Wild grass had invaded the entire circle and for the first four years Rawson was constantly digging it up.
New top soil was added giving Rawson a raw canvas to work with.
“Little by little, year after year, we planted different flowers,” he says.
Some of the money to spruce up the circle comes out of his own pocket, while the city also chips in.
“This year the city donated zinnias and alyssum and I bought some purple alyssum, lobelia and dahlias,” says Rawson.
A friendship has grown as well. For a long time, Rawson tended to the traffic circle by himself, hauling a hose across the street to water the plants. Then he talked Gord Smith, who lives a few houses down, into helping him.
Most days the two of them can been found weeding and watering over at the circle, while neighbours stop by to say hi or honk as they drive by as a show of appreciation for the generous gents.

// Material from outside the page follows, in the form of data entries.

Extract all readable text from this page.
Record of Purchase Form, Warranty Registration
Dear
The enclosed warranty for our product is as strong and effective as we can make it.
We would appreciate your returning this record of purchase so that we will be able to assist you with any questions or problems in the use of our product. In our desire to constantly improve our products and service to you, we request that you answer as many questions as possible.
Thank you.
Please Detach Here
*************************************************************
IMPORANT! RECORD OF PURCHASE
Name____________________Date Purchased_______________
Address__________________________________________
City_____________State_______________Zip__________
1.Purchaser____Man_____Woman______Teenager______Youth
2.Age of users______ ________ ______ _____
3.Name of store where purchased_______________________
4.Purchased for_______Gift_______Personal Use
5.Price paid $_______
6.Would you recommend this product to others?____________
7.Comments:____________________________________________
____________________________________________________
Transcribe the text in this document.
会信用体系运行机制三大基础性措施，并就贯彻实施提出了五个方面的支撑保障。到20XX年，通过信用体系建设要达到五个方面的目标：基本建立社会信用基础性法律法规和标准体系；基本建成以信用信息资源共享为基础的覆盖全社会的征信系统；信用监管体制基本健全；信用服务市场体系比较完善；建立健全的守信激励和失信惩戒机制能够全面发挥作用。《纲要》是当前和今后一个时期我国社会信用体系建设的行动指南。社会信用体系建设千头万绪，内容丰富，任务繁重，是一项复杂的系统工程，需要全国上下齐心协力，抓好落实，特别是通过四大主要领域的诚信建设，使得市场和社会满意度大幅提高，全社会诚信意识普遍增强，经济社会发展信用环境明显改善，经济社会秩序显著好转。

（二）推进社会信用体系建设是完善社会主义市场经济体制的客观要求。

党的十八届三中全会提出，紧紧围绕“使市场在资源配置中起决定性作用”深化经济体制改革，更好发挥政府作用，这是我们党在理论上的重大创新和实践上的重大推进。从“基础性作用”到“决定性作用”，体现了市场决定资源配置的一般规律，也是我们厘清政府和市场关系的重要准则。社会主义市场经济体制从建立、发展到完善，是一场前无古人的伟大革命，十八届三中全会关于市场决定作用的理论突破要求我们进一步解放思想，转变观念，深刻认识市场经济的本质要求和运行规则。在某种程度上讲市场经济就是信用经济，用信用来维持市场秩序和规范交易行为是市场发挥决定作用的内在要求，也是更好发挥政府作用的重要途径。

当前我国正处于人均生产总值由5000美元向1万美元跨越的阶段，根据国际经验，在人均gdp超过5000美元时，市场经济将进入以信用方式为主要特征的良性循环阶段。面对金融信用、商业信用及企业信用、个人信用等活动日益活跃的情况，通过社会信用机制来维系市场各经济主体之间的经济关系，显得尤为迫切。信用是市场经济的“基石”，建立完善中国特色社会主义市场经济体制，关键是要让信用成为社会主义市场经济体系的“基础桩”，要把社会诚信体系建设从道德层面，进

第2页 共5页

“You know the thing is, the neighbourhood here, it’s a really nice neighbourhood. We know most of the people here,” says Rawson, who has lived in the area for 35 years.
Rawson and Smith spent three months making Canada Day decorations from scratch. They put in a lot of effort to show their patriotism.
Four birthday cake-shaped signs with candles placed atop were each painstakingly carved out of wood, by doweling and using a scroll saw. Four times over. For each one of the posts in the circle.
“It’s rewarding, you know,” says Rawson of the time and effort spent beautifying his neighbourhood.
Bright-coloured bird houses, fashioned by the two friends, of course, are a new addition to trees in the traffic circle this summer.
“The young kids love them,” says Rawson. “Next year I want to move them up higher into the tree to hopefully attract some tenants.”
All that work and still Rawson wishes he had more space to decorate.
“This is quite a small circle, compared to what the other ones are like. I kind of wish we had a larger one,” he says with a laugh.